NewController函数主要是检查传入参数并生成Controller实例

  • 检查cfg.Mode是否是"SyncFromCloud"或者"SyncFromCluster",从上一步中可可得cfg.Mode必定是该值,所以这个检查一定会通过
  • 对cloud做类型断言,检查是否是GCECloud,如不是则reject,可知,现在只有GCECloud支持--cidr-allocator-type为"IPAMFromCluster" 或者"IPAMFromCloud"。
  • 根据clusterCIDR和nodeCIDRMaskSize生成一个cidrset
  • 生成Controller实例
  • 最后,检查clusterCIDR和serviceCIDR是否有重叠,如果有重叠,将重叠的CIDR在clusterCIDR中标记已使用(不检查实际是否使用)
k8s.io/kubernetes/pkg/controller/nodeipam/ipam/controller.go:63

func NewController(
   config *Config,
   kubeClient clientset.Interface,
   cloud cloudprovider.Interface,
   clusterCIDR, serviceCIDR *net.IPNet,
   nodeCIDRMaskSize int) (*Controller, error) {

   //检查cfg.Mode是否是"SyncFromCloud"或者"SyncFromCluster"
   if !nodesync.IsValidMode(config.Mode) {
      return nil, fmt.Errorf("invalid IPAM controller mode %q", config.Mode)
   }

   //对cloud进行类型断言,检查是否是gceCloud
   gceCloud, ok := cloud.(*gce.GCECloud)
   if !ok {
      return nil, fmt.Errorf("cloud IPAM controller does not support %q provider", cloud.ProviderName())
   }

   //根据clusterCIDR和nodeCIDRMaskSize生成一个cidrset
   set, err := cidrset.NewCIDRSet(clusterCIDR, nodeCIDRMaskSize)
   if err != nil {
      return nil, err
   }

   //生成Controller实例
   c := &Controller{
      config:  config,
      adapter: newAdapter(kubeClient, gceCloud),
      syncers: make(map[string]*nodesync.NodeSync),
      set:     set,
   }

   //检查clusterCIDR和serviceCIDR是否有重叠,如果有重叠,将重叠的CIDR在clusterCIDR中标记已使用(不检查serviceCIDR实际是否使用)
   if err := occupyServiceCIDR(c.set, clusterCIDR, serviceCIDR); err != nil {
      return nil, err
   }

   return c, nil
}

ipam.Controller.Start方法

ipam.Controller.Start方法主要有以下几步

  • 获取所有的nodes
  • 每个node都执行以下两步
    • 检查每个node的spec.PodCIDR,如果不为空,则将Controller的cidrset的的cidr改为node.Spec.PodCIDR
    • 为每个node启动一个syncer loop
  • 为nodeInformer AddEventHandler注册Add/Update/Delete func
k8s.io/kubernetes/pkg/controller/nodeipam/ipam/controller.go:101

func (c *Controller) Start(nodeInformer informers.NodeInformer) error {
   glog.V(0).Infof("Starting IPAM controller (config=%+v)", c.config)

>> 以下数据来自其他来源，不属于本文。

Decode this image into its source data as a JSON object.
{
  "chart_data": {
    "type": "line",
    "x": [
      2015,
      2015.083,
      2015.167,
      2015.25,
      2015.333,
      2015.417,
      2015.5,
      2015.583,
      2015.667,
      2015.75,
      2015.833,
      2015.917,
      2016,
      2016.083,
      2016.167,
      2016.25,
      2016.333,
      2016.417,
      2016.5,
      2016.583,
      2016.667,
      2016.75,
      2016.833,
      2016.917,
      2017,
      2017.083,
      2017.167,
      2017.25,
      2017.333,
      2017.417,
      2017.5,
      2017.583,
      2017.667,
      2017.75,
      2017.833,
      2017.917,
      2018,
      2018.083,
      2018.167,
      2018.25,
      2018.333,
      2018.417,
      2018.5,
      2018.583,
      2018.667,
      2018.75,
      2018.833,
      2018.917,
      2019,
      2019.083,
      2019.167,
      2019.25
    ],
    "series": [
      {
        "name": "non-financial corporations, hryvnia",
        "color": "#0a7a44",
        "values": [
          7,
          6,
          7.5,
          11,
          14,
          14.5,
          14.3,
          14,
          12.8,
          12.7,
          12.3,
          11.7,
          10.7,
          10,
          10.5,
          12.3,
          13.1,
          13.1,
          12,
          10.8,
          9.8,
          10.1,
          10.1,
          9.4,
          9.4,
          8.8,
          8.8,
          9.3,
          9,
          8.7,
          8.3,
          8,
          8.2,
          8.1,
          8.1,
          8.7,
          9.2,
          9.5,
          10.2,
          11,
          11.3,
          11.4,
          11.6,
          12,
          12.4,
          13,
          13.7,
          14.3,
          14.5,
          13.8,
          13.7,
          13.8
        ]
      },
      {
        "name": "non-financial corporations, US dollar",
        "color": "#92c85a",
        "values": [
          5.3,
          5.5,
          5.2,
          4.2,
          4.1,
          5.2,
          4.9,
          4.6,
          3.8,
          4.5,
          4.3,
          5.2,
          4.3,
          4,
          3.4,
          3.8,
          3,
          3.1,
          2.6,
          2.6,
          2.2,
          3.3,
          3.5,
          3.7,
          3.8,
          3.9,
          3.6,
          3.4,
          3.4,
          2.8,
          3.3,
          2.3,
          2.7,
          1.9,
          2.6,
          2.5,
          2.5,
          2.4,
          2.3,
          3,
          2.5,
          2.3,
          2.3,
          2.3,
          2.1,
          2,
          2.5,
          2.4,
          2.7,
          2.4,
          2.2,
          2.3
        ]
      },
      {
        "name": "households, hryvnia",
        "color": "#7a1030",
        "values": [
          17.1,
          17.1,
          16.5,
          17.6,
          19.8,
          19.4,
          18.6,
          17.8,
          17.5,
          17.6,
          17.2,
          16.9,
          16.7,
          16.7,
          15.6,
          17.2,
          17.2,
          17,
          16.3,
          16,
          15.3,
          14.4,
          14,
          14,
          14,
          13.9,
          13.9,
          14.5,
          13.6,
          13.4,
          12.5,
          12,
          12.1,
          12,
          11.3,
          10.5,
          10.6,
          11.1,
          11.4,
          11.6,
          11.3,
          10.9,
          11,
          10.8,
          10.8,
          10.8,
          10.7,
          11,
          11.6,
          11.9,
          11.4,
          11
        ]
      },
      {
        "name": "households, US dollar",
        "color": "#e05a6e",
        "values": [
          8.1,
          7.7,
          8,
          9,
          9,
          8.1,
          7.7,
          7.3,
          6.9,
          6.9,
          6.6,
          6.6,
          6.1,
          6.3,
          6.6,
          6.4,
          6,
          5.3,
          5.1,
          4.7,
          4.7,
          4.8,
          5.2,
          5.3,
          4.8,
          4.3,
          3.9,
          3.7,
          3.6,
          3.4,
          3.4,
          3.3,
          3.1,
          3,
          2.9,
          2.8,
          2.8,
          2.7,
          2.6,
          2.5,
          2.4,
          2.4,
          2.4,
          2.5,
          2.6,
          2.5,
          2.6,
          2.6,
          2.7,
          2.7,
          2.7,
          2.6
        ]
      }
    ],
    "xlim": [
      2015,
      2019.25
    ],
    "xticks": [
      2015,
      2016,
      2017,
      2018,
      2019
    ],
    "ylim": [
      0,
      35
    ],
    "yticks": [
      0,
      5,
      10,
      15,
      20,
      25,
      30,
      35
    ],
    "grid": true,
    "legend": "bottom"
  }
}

   nodes, err := listNodes(c.adapter.k8s)
   if err != nil {
      return err
   }
   for _, node := range nodes.Items {
      if node.Spec.PodCIDR != "" {
         _, cidrRange, err := net.ParseCIDR(node.Spec.PodCIDR)
         if err == nil {
            c.set.Occupy(cidrRange)
            glog.V(3).Infof("Occupying CIDR for node %q (%v)", node.Name, node.Spec.PodCIDR)
         } else {
            glog.Errorf("Node %q has an invalid CIDR (%q): %v", node.Name, node.Spec.PodCIDR, err)
         }
      }

      func() {
         c.lock.Lock()
         defer c.lock.Unlock()

         // XXX/bowei -- stagger the start of each sync cycle.
         syncer := c.newSyncer(node.Name)
         c.syncers[node.Name] = syncer
         go syncer.Loop(nil)
      }()
   }

   nodeInformer.Informer().AddEventHandler(cache.ResourceEventHandlerFuncs{
      AddFunc:    nodeutil.CreateAddNodeHandler(c.onAdd),
      UpdateFunc: nodeutil.CreateUpdateNodeHandler(c.onUpdate),
      DeleteFunc: nodeutil.CreateDeleteNodeHandler(c.onDelete),
   })

   return nil
}

如上是--cidr-allocator-type为"IPAMFromCluster" 或者"IPAMFromCloud",接着我们来看看--cidr-allocator-type为"RangeAllocator"和"CloudAllocator"会生成什么样的cidrAllocator实例。

ipam.New函数

从NewNodeIpamController中可知--cidr-allocator-type为"RangeAllocator"和"CloudAllocator"时,会调用ipam.New函数生成cidrAllocator实例。ipam.New函数逻辑很清晰,--cidr-allocator-type取值"RangeAllocator"时创建CIDRRangeAllocator,取值"CloudAllocator"时创建CloudCIDRAllocator,如果--cidr-allocator-type不是这两个值,则报错。接下来,我们分别看看CIDRRangeAllocator和CloudCIDRAllocator以及其对应的Run方法。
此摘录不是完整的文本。